Just before I sat down to write I began my first project for the year. A few months ago I stated that I wanted to start a new 365 project, then my engine stalled (I think it was all the glitter), fairies were occupying my every waking moment. New year, and the holiday rush behind me, there are NO more excuses. Commence the creating. Whether I make it back later tonight with something to show remains to be seen, but I will be working, I will no longer be drifting, I will be anchoring myself to my life’s salvation, art. Here’s to a good year ripe with hope and possibility, and making my life better for myself. If things go as planned you might all just be hearing from me a little more often, and in the process have some beautiful work to look at.

Just in case…one of my photographs from here in the hills of Temecula.

599 b&w

Into Every Life A Little Glitter Must Fall

I’m out of touch with the real world these days. I’ve been lost in the land of fairies. Yes, it’s that time of year again.
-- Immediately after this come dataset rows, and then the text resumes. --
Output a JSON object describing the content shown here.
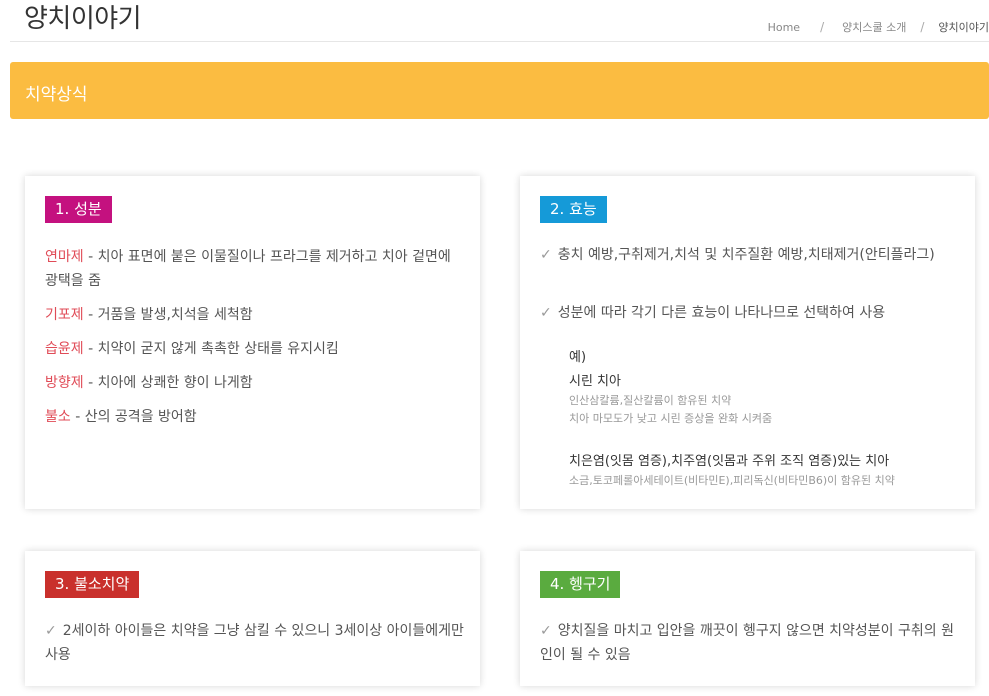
{
  "header": {
    "title": "양치이야기",
    "breadcrumb": [
      "Home",
      "양치스쿨 소개",
      "양치이야기"
    ]
  },
  "banner": {
    "title": "치약상식"
  },
  "cards": {
    "ingredients": {
      "tag": "1. 성분",
      "tag_color": "#c4117f",
      "items": [
        {
          "term": "연마제",
          "desc": " - 치아 표면에 붙은 이물질이나 프라그를 제거하고 치아 겉면에 광택을 줌"
        },
        {
          "term": "기포제",
          "desc": " - 거품을 발생,치석을 세척함"
        },
        {
          "term": "습윤제",
          "desc": " - 치약이 굳지 않게 촉촉한 상태를 유지시킴"
        },
        {
          "term": "방향제",
          "desc": " - 치아에 상쾌한 향이 나게함"
        },
        {
          "term": "불소",
          "desc": " - 산의 공격을 방어함"
        }
      ]
    },
    "effects": {
      "tag": "2. 효능",
      "tag_color": "#159ad8",
      "items": [
        "충치 예방,구취제거,치석 및 치주질환 예방,치태제거(안티플라그)",
        "성분에 따라 각기 다른 효능이 나타나므로 선택하여 사용"
      ],
      "example": {
        "label": "예)",
        "groups": [
          {
            "title": "시린 치아",
            "lines": [
              "인산삼칼륨,질산칼륨이 함유된 치약",
              "치아 마모도가 낮고 시린 증상을 완화 시켜줌"
            ]
          },
          {
            "title": "치은염(잇몸 염증),치주염(잇몸과 주위 조직 염증)있는 치아",
            "lines": [
              "소금,토코페롤아세테이트(비타민E),피리독신(비타민B6)이 함유된 치약"
            ]
          }
        ]
      }
    },
    "fluoride": {
      "tag": "3. 불소치약",
      "tag_color": "#c9302c",
      "items": [
        "2세이하 아이들은 치약을 그냥 삼킬 수 있으니 3세이상 아이들에게만 사용"
      ]
    },
    "rinse": {
      "tag": "4. 헹구기",
      "tag_color": "#5aab3f",
      "items": [
        "양치질을 마치고 입안을 깨끗이 헹구지 않으면 치약성분이 구취의 원인이 될 수 있음"
      ]
    }
  },
  "icons": {
    "check": "✓"
  },
  "colors": {
    "banner": "#fbbc41",
    "term": "#e04b57"
  }
}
The time when glitter like an infectious disease clings to those who dare enter my home. We are still struggling along here. No bites on the house, and we are considering a new plan of action. Meanwhile I have decided to use my God-given talents to pay for Christmas. If you have followed along my journey you know this started out as an art blog. Truth be told, it started out as a way to publicly blackmail myself into working. It worked for a year, but then life snuck in and pulled the rug from under me. I tried again a few weeks ago to blackmail myself again, but I truthfully haven’t had the time to work on what I consider my serious art. Instead I am focusing on what brings in the cash, and that would be fairies. So I am here again, just like last year, to ask anyone who reads my blog to take a look at my etsy site. I have a few pieces of art up there, and intend to have more after the beginning of the year, but for now I’m asking you to take a look at my ornaments. Lots of new ones this year. I’ll post a few photos here. So if you are looking for an inexpensive handmade gift check me out.

https://www.etsy.com/shop/jackiez59

My new International Fairies, bearing a “Merry Christmas” message in their native language.

Irish Fairy Liberty The American Fairy The Japanese Fairy

 

I also have a vintage site on etsy. Again, very, very inexpensive. I need to downsize, and I am listing new treasures weekly.

https://www.etsy.com/shop/PyewackettVintage

Thanks to all who take the time to read my writing. When the glitter clears I’ll be back to my opinionated self.